Handlungsfeld algorithmenbasierte Diskriminierung

Handlungsfeld algorithmenbasierte Diskriminierung, vernetztes Gehirn mit Fachbegriffen

Warum ist dieses neue Handlungsfeld wichtig?

Algorithmenbasierte Diskriminierung zu adressieren und dieser entgegenzuwirken stellt eine der größten, aktuellen Herausforderungen der Antidiskriminierungsarbeit dar. Dies liegt vor allem daran, dass algorithmenbasierte Anwendungen und automatisierte Entscheidungsprozesse (ADM) zunehmend in existentiell wichtigen Lebensbereichen, wie beim Zugang zum Arbeits- und Wohnungsmarkt, bei der Kreditvergabe oder der Errechnung von Versicherungspolicen eingesetzt werden.

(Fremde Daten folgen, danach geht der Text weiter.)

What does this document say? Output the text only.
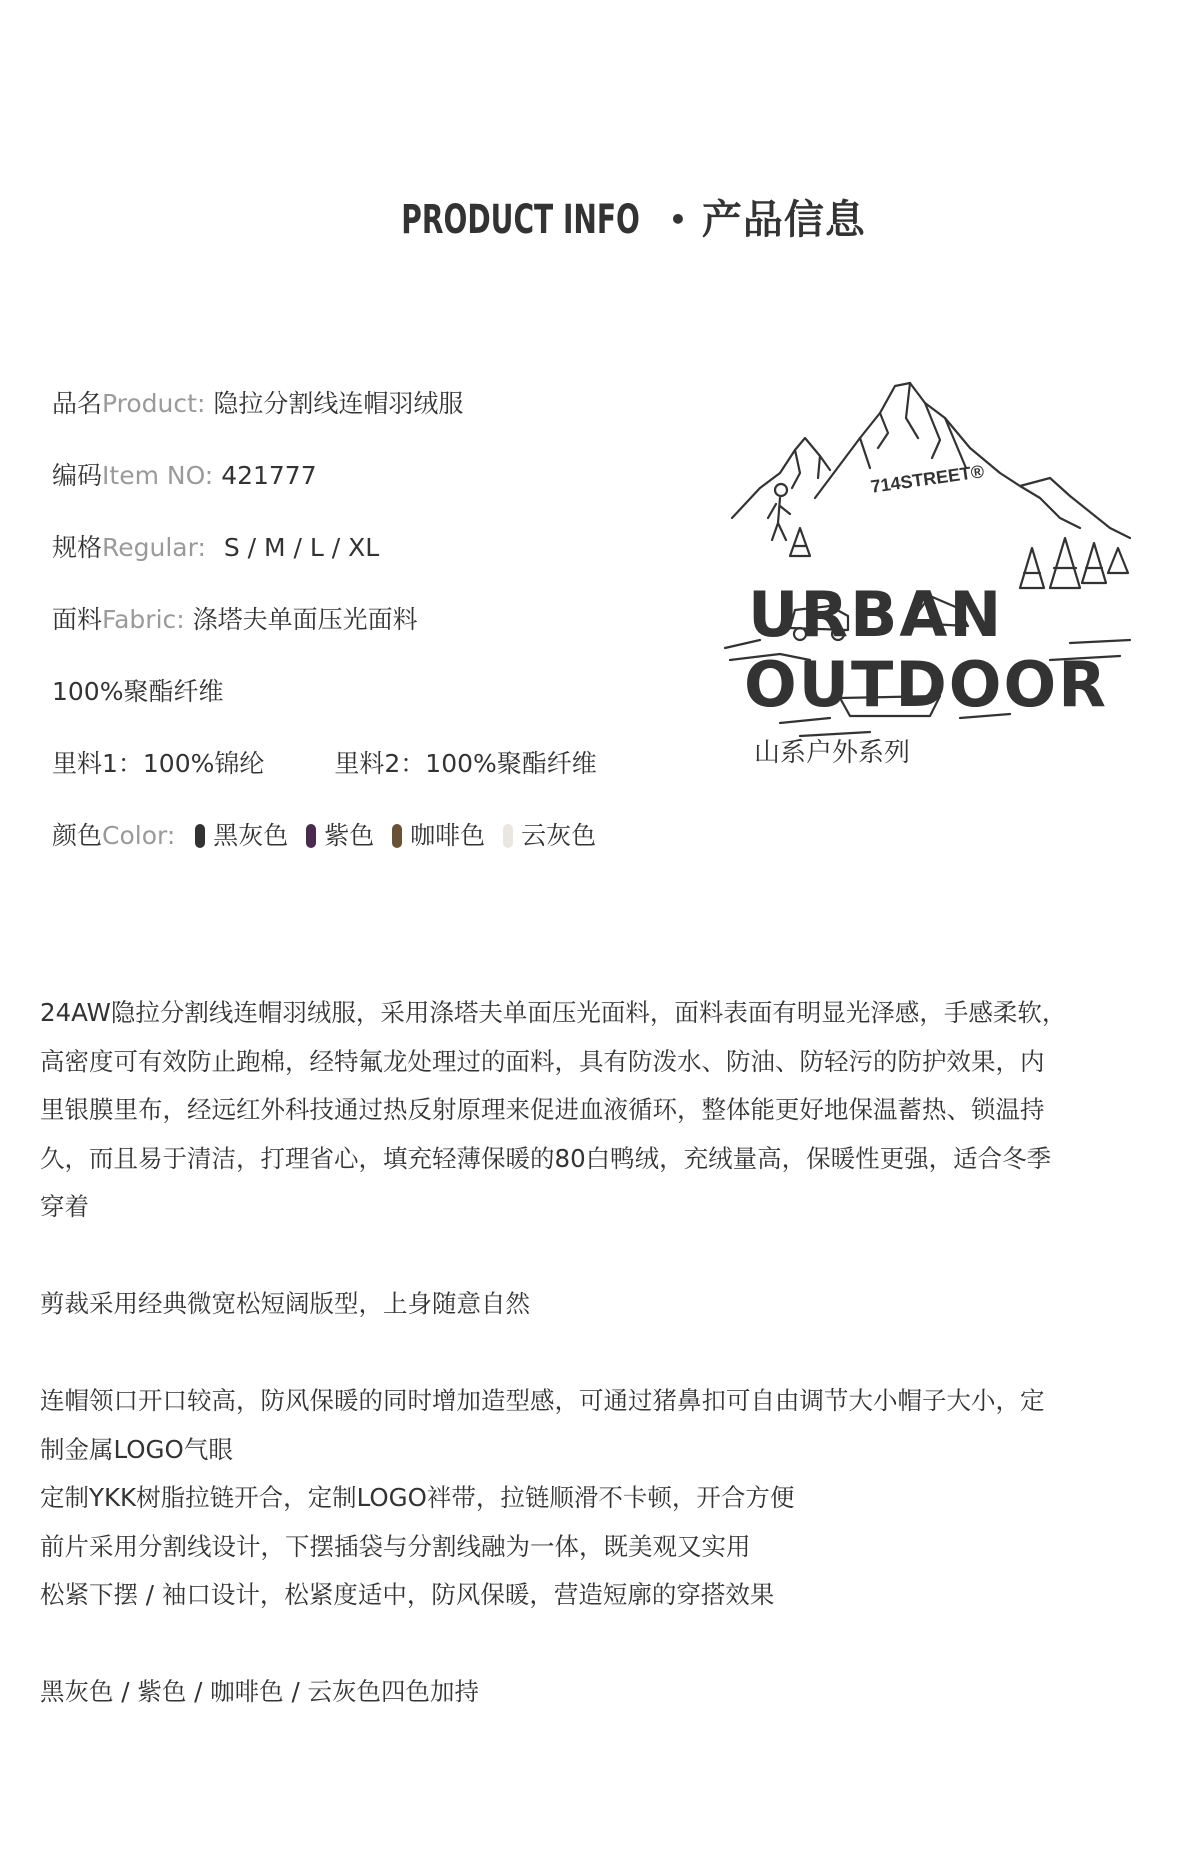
PRODUCT INFO • 产品信息
品名Product: 隐拉分割线连帽羽绒服
编码Item NO: 421777
规格Regular: S / M / L / XL
面料Fabric: 涤塔夫单面压光面料
100%聚酯纤维
里料1：100%锦纶	里料2：100%聚酯纤维
颜色Color: 黑灰色 紫色 咖啡色 云灰色
714STREET®
URBAN
OUTDOOR
山系户外系列

24AW隐拉分割线连帽羽绒服，采用涤塔夫单面压光面料，面料表面有明显光泽感，手感柔软，

高密度可有效防止跑棉，经特氟龙处理过的面料，具有防泼水、防油、防轻污的防护效果，内

里银膜里布，经远红外科技通过热反射原理来促进血液循环，整体能更好地保温蓄热、锁温持

久，而且易于清洁，打理省心，填充轻薄保暖的80白鸭绒，充绒量高，保暖性更强，适合冬季

穿着

剪裁采用经典微宽松短阔版型，上身随意自然

连帽领口开口较高，防风保暖的同时增加造型感，可通过猪鼻扣可自由调节大小帽子大小，定

制金属LOGO气眼

定制YKK树脂拉链开合，定制LOGO袢带，拉链顺滑不卡顿，开合方便

前片采用分割线设计，下摆插袋与分割线融为一体，既美观又实用

松紧下摆 / 袖口设计，松紧度适中，防风保暖，营造短廓的穿搭效果

黑灰色 / 紫色 / 咖啡色 / 云灰色四色加持
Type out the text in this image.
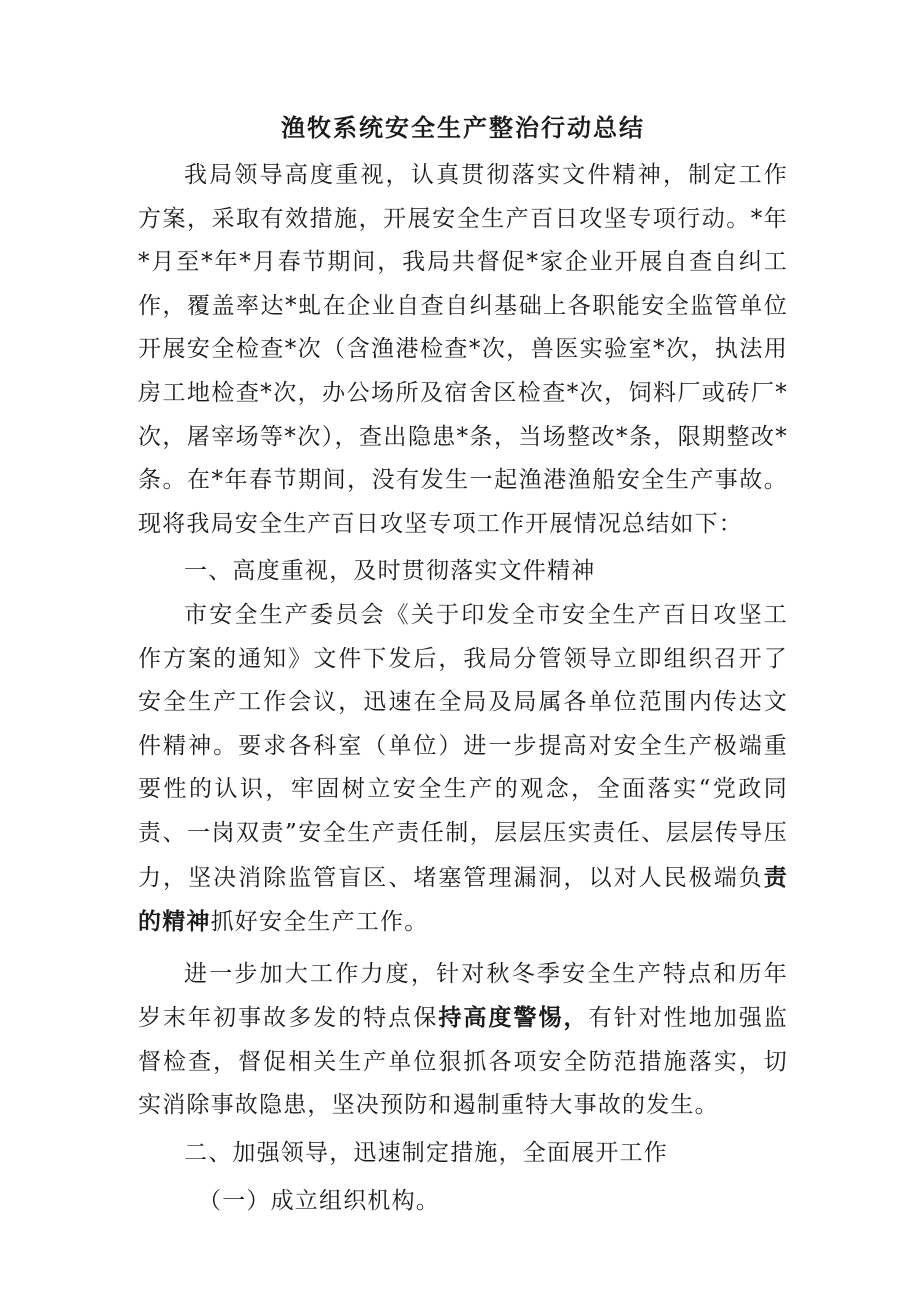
渔牧系统安全生产整治行动总结

我局领导高度重视，认真贯彻落实文件精神，制定工作方案，采取有效措施，开展安全生产百日攻坚专项行动。*年*月至*年*月春节期间，我局共督促*家企业开展自查自纠工作，覆盖率达*虬在企业自查自纠基础上各职能安全监管单位开展安全检查*次（含渔港检查*次，兽医实验室*次，执法用房工地检查*次，办公场所及宿舍区检查*次，饲料厂或砖厂*次，屠宰场等*次），查出隐患*条，当场整改*条，限期整改*条。在*年春节期间，没有发生一起渔港渔船安全生产事故。现将我局安全生产百日攻坚专项工作开展情况总结如下：

一、高度重视，及时贯彻落实文件精神

市安全生产委员会《关于印发全市安全生产百日攻坚工作方案的通知》文件下发后，我局分管领导立即组织召开了安全生产工作会议，迅速在全局及局属各单位范围内传达文件精神。要求各科室（单位）进一步提高对安全生产极端重要性的认识，牢固树立安全生产的观念，全面落实“党政同责、一岗双责”安全生产责任制，层层压实责任、层层传导压力，坚决消除监管盲区、堵塞管理漏洞，以对人民极端负责的精神抓好安全生产工作。

进一步加大工作力度，针对秋冬季安全生产特点和历年岁末年初事故多发的特点保持高度警惕，有针对性地加强监督检查，督促相关生产单位狠抓各项安全防范措施落实，切实消除事故隐患，坚决预防和遏制重特大事故的发生。

二、加强领导，迅速制定措施，全面展开工作

（一）成立组织机构。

Die Nutzung biometrischer Daten (Gefahr des Racial Profiling), datenanalytische Prognosetechniken bei der Polizei („Predictive Policing“) oder der Bereich Legal Tech sind weitere Beispiele für hochsensible Anwendungsfelder von Algorithmen, ADM (automatisierten Entscheidungssystemen) bzw. künstlicher Intelligenz.
Es hat sich gezeigt, dass das Aufdecken solcher Diskriminierungsvorfälle bis zur Rechtsdurchsetzung für Betroffene wesentlich höherschwellig ist als bei „analogen“ Benachteiligungen. Oftmals wissen die Betroffenen nicht, dass sie benachteiligt wurden oder dies kann schwer oder gar nicht belegt werden. Dies liegt u.a. daran, dass die hierfür verantwortlichen Codes oft nicht zugängig für Dritte sind (bspw. Geschäftsgeheimnis oder geistiges Eigentum des Unternehmens), keine ausreichende bzw. standardisierte, technische Dokumentation vorliegt oder das technische Knowhow zur Überprüfung fehlt.
Die Verwaltung bzw. öffentliche Hand muss aufgrund ihrer Schlüsselfunktion bspw. bei der Daseinsfürsorge, der Gesetzgebung oder der Rechtsprechung eine Vorreiterrolle gegenüber dem privaten Sektor einnehmen, um einen diskriminierungssensiblen, sozial gerechten und diversityorientierten Einsatz von Algorithmen (ADM und KI), inklusive entsprechender Beschwerdemöglichkeiten bzw. Rechtsdurchsetzung bei algorithmenbasierter Diskriminierung sicherzustellen.

Was haben Algorithmen mit Diversity und Chancengleichheit zu tun?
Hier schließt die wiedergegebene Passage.